Belanghebbende, voormalig bestuurder van twee BV’s, wordt door de Ontvanger aansprakelijk gesteld voor het onbetaald blijven van naheffingsaanslagen omzetbelasting en vergrijpboetes van de BV’s. De BV’s hebben tegen de beschikkingen bezwaar aangetekend, welke door de inspecteur niet-ontvankelijk zijn verklaard. De naheffingsaanslagen zijn door de inspecteur ambtshalve verlaagd naar € 24.481 en € 57.046. In geschil is of belanghebbende terecht en voor de juiste bedragen aansprakelijk is gesteld.

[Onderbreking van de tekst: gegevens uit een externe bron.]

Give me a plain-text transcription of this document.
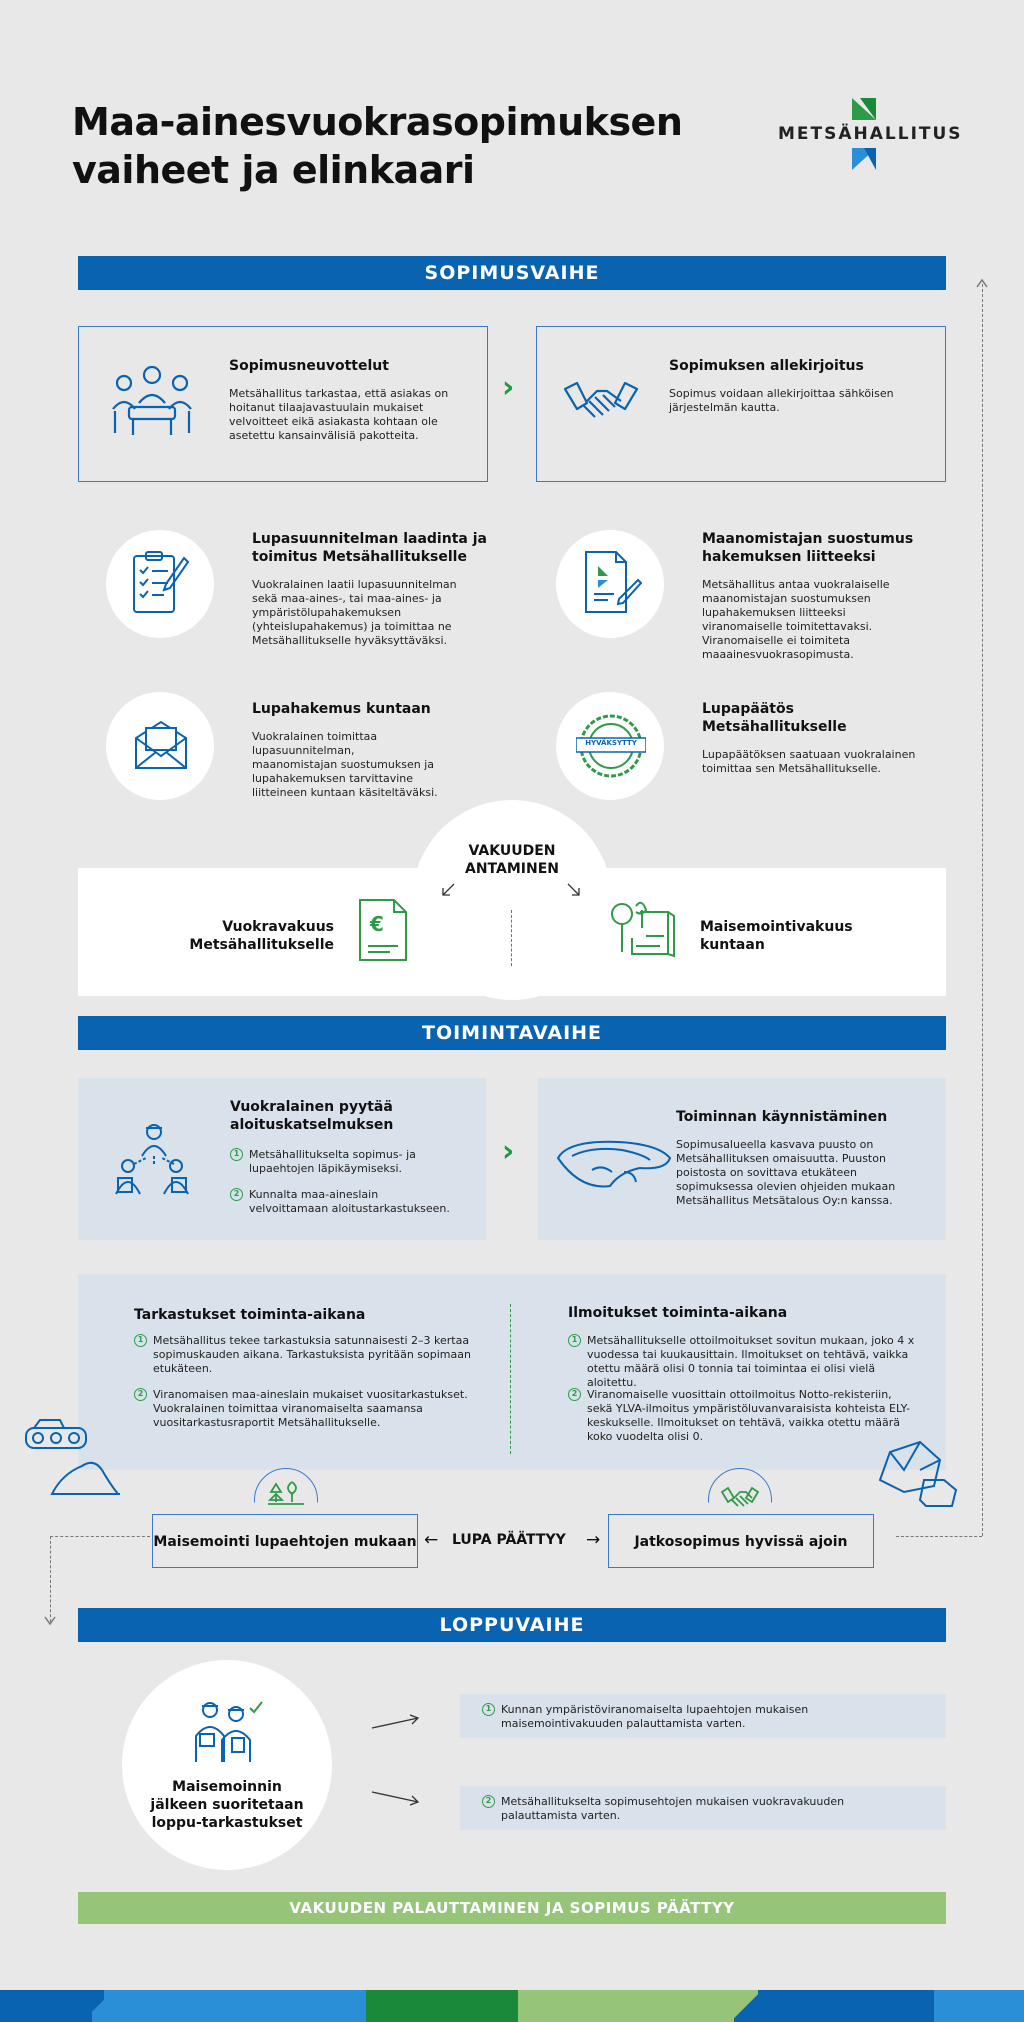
Maa-ainesvuokrasopimuksen
vaiheet ja elinkaari
METSÄHALLITUS
SOPIMUSVAIHE
Sopimusneuvottelut
Metsähallitus tarkastaa, että asiakas on hoitanut tilaajavastuulain mukaiset velvoitteet eikä asiakasta kohtaan ole asetettu kansainvälisiä pakotteita.
›
Sopimuksen allekirjoitus
Sopimus voidaan allekirjoittaa sähköisen järjestelmän kautta.
Lupasuunnitelman laadinta ja toimitus Metsähallitukselle
Vuokralainen laatii lupasuunnitelman sekä maa-aines-, tai maa-aines- ja ympäristölupahakemuksen (yhteislupahakemus) ja toimittaa ne Metsähallitukselle hyväksyttäväksi.
Maanomistajan suostumus hakemuksen liitteeksi
Metsähallitus antaa vuokralaiselle maanomistajan suostumuksen lupahakemuksen liitteeksi viranomaiselle toimitettavaksi. Viranomaiselle ei toimiteta maaainesvuokrasopimusta.
Lupahakemus kuntaan
Vuokralainen toimittaa lupasuunnitelman, maanomistajan suostumuksen ja lupahakemuksen tarvittavine liitteineen kuntaan käsiteltäväksi.
HYVÄKSYTTY
Lupapäätös Metsähallitukselle
Lupapäätöksen saatuaan vuokralainen toimittaa sen Metsähallitukselle.
VAKUUDEN
ANTAMINEN
Vuokravakuus
Metsähallitukselle
€	Maisemointivakuus
kuntaan
TOIMINTAVAIHE
Vuokralainen pyytää aloituskatselmuksen
1 Metsähallitukselta sopimus- ja lupaehtojen läpikäymiseksi.
2 Kunnalta maa-aineslain velvoittamaan aloitustarkastukseen.
›
Toiminnan käynnistäminen
Sopimusalueella kasvava puusto on Metsähallituksen omaisuutta. Puuston poistosta on sovittava etukäteen sopimuksessa olevien ohjeiden mukaan Metsähallitus Metsätalous Oy:n kanssa.
Tarkastukset toiminta-aikana
1 Metsähallitus tekee tarkastuksia satunnaisesti 2–3 kertaa sopimuskauden aikana. Tarkastuksista pyritään sopimaan etukäteen.
2 Viranomaisen maa-aineslain mukaiset vuositarkastukset. Vuokralainen toimittaa viranomaiselta saamansa vuositarkastusraportit Metsähallitukselle.
Ilmoitukset toiminta-aikana
1 Metsähallitukselle ottoilmoitukset sovitun mukaan, joko 4 x vuodessa tai kuukausittain. Ilmoitukset on tehtävä, vaikka otettu määrä olisi 0 tonnia tai toimintaa ei olisi vielä aloitettu.
2 Viranomaiselle vuosittain ottoilmoitus Notto-rekisteriin, sekä YLVA-ilmoitus ympäristöluvanvaraisista kohteista ELY-keskukselle. Ilmoitukset on tehtävä, vaikka otettu määrä koko vuodelta olisi 0.
Maisemointi lupaehtojen mukaan ← LUPA PÄÄTTYY →	Jatkosopimus hyvissä ajoin
LOPPUVAIHE
Maisemoinnin jälkeen suoritetaan loppu-tarkastukset
1 Kunnan ympäristöviranomaiselta lupaehtojen mukaisen maisemointivakuuden palauttamista varten.
2 Metsähallitukselta sopimusehtojen mukaisen vuokravakuuden palauttamista varten.
VAKUUDEN PALAUTTAMINEN JA SOPIMUS PÄÄTTYY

Beide BV’s hebben hun betalingsonmacht ruim een jaar na de datum van de naheffingsaanslagen en de boetes aan de Ontvanger gemeld. De Rechtbank overweegt dat de termijn voor het doen van een melding betalingsonmacht verstrijkt twee weken na de datum waarop de schuld moet zijn voldaan. De Rechtbank ziet geen reden om de termijnoverschrijding verschoonbaar te achten. Zodoende kan de bestuurder aansprakelijk worden gesteld voor de belastingschulden.

Belanghebbende stelt dat het bedrag van de aansprakelijkstelling te hoog is nu de naheffingsaanslagen voor een te hoog bedrag zijn vastgesteld. De ontvanger heeft de naheffingsaanslagen onderbouwd met controlerapporten ten aanzien waarvan de Rechtbank niet aan de juistheid twijfelt.

Wat betreft de aansprakelijkheid voor de boete (en heffingsrente) geldt een andere bewijslast. De Ontvanger moet aannemelijk maken dat het belopen van de boete aan belanghebbende is te wijten. Belanghebbende heeft betwist dat de bedragen van de vergrijpboetes juist zijn. De Ontvanger heeft alleen controlerapporten overgelegd zonder nader inzicht te hebben verschaft in de onderliggende administratie en aangifte. De Rechtbank is van oordeel dat de Ontvanger niet heeft voldaan aan de bewijslast dat de vergrijpboetes die toekomen aan BV’s aan belanghebbende zijn te wijten. Belanghebbende is dus voor wat betreft de vergrijpboetes ten onrechte aansprakelijk gesteld. Ook is niet gebleken dat het beloop van de heffingsrente aan belanghebbende is te wijten.

De Rechtbank vermindert de aansprakelijkstelling naar € 19.411 en € 52.087 zijnde de bedragen van de naheffingsaanslagen, zonder de bedragen van de boetes en heffingsrente.